Failed to start DHCP server in Podman container

AdguardTeam / AdGuardHome

Network-wide ads & trackers blocking DNS server

https://adguard.com/adguard-home.html

GNU General Public License v3.0

24.98k stars 1.8k forks source link

Failed to start DHCP server in Podman container #4887

Open skerit opened 2 years ago

skerit commented 2 years ago

Prerequisites

[X] I have checked the Wiki and Discussions and found no answer
[X] I have searched other issues and found no duplicates
[X] I want to report a bug and not ask a question

Operating system type

Linux, Other (please mention the version in the description)

CPU architecture

AMD64

Installation

Docker

Setup

On one machine

AdGuard Home version

v0.107.11

Description

What did you do?

I installed AdguardHome:

podman run --name adguardhome\
    --restart unless-stopped\
    -v /usr/local/etc/adguard/work:/opt/adguardhome/work\
    -v /usr/local/etc/adguard/conf:/opt/adguardhome/conf\
    --network host\
    -d adguard/adguardhome

Expected result

It should act as a DHCP server

Actual result

I got this error in the log:

starting dhcp server: dhcpv4: creating raw udp connection: listen packet 04:d4:c4:58:3d:69: socket: operation not permitted

It would also really help if this was somehow apparent in the web interface.

agneevX commented 2 years ago

Installation

Docker

Docker != Podman.

Related to #2809.

ainar-g commented 2 years ago

I'm not familiar with Podman, but it seems like if you're running a rootless installation, binding to privileged ports is not possible. See their documentation. I'll leave this issue open, in case anyone else has some input.

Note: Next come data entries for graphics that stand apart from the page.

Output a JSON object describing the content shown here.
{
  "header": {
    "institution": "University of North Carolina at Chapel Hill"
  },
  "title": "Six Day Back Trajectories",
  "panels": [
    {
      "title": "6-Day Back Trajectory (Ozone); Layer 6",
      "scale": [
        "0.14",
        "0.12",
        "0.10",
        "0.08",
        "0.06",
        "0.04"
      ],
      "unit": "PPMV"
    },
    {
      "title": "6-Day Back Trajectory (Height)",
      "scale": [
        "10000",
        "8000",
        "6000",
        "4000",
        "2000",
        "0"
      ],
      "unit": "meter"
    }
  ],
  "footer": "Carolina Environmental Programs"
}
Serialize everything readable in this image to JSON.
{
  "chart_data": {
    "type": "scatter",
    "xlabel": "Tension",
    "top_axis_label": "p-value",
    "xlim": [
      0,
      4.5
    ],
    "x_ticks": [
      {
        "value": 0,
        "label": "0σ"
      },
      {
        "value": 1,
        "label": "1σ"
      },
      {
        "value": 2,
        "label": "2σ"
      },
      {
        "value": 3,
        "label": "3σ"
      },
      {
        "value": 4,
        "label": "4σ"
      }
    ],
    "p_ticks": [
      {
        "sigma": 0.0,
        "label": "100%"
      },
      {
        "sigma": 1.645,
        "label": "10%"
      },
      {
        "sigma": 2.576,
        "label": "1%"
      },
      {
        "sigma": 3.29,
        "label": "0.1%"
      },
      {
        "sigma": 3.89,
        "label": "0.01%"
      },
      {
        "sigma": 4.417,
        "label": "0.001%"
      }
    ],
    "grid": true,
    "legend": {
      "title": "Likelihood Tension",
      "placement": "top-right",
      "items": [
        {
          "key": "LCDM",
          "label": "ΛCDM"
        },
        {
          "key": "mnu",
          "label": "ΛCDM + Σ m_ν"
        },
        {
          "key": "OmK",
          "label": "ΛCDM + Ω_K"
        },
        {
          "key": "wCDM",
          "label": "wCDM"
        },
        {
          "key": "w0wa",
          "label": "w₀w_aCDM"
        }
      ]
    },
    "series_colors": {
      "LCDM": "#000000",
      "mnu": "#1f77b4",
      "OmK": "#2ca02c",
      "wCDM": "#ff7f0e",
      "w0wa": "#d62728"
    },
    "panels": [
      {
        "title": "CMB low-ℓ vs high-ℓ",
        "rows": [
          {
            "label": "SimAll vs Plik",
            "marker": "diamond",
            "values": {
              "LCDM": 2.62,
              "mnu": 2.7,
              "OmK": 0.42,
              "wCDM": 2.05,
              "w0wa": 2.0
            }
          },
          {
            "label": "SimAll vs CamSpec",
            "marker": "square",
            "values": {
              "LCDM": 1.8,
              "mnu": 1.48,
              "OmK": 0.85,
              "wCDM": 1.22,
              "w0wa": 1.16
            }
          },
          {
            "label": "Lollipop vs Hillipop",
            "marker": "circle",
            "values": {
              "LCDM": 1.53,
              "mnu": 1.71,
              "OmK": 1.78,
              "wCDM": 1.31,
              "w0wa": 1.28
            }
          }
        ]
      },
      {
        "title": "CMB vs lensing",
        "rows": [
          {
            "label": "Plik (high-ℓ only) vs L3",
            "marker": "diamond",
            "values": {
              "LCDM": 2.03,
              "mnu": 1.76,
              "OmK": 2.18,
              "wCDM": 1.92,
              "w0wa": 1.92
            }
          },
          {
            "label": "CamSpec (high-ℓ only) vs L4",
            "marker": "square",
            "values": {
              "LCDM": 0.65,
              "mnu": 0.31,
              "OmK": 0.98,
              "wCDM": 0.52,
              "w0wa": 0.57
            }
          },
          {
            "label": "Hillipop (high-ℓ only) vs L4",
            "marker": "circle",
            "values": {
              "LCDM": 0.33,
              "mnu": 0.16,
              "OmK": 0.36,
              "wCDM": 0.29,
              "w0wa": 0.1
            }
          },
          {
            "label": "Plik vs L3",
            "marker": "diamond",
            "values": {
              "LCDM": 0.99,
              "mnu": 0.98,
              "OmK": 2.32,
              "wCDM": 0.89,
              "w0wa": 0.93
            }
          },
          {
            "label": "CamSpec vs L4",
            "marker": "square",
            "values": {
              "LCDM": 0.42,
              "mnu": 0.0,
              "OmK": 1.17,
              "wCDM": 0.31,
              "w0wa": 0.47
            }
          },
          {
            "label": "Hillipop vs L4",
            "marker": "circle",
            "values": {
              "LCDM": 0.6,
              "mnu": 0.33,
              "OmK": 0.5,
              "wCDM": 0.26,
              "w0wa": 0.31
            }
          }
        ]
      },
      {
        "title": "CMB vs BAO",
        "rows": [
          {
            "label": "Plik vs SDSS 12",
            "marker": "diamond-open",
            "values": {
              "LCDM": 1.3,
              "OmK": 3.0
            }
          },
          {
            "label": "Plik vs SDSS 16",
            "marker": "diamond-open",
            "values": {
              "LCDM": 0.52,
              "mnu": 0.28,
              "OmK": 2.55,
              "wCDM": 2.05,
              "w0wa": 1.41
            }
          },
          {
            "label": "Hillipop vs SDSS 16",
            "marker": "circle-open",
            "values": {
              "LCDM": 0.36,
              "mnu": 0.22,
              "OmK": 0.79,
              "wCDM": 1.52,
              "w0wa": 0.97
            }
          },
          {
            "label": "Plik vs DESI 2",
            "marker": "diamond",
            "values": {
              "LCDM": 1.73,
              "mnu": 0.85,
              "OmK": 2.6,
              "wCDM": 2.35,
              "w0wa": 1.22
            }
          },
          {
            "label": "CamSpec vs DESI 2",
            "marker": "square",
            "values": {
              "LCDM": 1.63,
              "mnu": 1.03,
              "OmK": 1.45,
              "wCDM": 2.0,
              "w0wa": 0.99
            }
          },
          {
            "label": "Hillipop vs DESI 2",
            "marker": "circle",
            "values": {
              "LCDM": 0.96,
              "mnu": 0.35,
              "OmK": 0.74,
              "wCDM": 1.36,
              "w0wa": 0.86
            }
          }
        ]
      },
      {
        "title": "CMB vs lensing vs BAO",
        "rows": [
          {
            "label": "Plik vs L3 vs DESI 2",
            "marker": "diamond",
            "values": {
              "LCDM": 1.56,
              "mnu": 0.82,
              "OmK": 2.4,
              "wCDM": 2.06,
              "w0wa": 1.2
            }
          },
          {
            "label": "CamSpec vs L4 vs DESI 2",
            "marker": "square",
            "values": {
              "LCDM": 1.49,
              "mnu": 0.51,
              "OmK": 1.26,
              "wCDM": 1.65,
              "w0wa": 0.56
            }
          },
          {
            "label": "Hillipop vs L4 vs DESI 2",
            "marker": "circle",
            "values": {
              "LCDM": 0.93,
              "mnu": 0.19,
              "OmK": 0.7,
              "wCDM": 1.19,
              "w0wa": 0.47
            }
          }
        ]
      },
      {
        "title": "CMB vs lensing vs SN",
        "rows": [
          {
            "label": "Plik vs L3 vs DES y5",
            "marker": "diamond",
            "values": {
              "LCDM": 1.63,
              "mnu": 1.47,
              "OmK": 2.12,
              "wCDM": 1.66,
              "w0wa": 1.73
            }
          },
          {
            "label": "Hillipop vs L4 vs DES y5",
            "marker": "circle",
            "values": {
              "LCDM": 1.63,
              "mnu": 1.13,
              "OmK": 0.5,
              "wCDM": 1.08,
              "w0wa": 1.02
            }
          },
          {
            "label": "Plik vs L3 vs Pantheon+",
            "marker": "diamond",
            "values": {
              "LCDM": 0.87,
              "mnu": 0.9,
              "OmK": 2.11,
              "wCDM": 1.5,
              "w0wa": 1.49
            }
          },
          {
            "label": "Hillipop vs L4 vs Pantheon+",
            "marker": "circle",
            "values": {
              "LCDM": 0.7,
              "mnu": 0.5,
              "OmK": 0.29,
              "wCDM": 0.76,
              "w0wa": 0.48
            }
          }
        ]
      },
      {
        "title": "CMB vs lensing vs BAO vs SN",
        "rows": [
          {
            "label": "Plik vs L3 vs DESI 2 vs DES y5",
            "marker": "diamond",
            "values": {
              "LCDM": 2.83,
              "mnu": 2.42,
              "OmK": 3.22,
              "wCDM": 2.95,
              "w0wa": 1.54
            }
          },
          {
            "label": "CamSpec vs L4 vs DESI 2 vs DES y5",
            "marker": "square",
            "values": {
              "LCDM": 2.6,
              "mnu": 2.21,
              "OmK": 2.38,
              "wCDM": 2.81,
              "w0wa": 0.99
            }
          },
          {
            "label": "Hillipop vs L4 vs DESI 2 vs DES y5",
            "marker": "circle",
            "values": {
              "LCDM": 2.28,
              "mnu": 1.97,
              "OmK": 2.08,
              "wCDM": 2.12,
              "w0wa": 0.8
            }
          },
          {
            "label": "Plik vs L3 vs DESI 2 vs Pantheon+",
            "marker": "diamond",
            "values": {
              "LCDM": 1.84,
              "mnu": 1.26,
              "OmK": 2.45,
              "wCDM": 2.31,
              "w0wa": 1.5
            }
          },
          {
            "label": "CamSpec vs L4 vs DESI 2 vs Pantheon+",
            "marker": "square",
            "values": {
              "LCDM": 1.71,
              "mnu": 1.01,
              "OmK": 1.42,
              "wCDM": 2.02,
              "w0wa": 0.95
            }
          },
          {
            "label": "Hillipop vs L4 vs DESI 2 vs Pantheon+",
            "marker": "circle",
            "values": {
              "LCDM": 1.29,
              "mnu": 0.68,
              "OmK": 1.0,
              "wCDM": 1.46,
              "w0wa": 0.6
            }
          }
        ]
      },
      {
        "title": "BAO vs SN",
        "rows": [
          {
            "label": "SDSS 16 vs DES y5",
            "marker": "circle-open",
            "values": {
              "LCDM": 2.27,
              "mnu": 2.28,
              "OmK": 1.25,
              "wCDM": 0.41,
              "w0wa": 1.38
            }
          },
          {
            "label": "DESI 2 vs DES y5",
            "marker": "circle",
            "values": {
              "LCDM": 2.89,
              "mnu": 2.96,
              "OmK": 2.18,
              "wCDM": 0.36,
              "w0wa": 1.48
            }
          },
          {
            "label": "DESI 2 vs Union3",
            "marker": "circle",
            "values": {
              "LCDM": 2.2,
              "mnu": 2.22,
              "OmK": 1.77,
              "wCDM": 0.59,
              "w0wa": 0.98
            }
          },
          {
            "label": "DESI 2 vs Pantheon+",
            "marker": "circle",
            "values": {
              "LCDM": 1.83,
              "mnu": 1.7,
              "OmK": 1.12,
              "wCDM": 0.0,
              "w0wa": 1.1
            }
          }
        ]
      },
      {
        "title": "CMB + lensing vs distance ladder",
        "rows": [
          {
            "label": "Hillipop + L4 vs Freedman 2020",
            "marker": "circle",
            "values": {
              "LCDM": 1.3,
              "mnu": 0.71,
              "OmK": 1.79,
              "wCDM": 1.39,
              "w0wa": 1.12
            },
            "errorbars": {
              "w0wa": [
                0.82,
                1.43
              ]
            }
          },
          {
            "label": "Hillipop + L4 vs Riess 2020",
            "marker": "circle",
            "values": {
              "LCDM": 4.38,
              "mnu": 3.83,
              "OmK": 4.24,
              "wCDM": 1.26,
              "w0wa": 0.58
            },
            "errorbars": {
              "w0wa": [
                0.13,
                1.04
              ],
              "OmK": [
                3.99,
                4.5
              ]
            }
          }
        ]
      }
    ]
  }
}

bobobo1618 commented 1 year ago

I've got AdGuardHome working in a Podman container with DHCP. I'm using Quadlet to configure the container, the config is as follows:

[Install]
WantedBy=default.target

[Unit]
Description=AdGuard Home DNS
After=network-online.target

[Container]
Image=docker.io/adguard/adguardhome:latest
Label=io.containers.autoupdate=registry
Volume=<insert conf here>:/opt/adguardhome/conf
Volume=<insert work here>:/opt/adguardhome/work
Network=host
AddCapability=NET_RAW

Alternatively you should just be able to do something like podman run --net host --add-cap NET_RAW -v <volumes> docker.io/adguard/adguardhome:latest

The important things are:

--net host: Same as Docker. Allows the container to use the host's network interfaces.
--add-cap NET_RAW: Allows the container to use raw networking, needed for DHCP specifically (that's why you get the operation not permitted)

videoMonkey commented 1 year ago

--add-cap NET_RAW: Allows the container to use raw networking, needed for DHCP specifically (that's why you get the operation not permitted)

so close, so helpful, it's --cap-add. Thanks for pointing me in the right direction.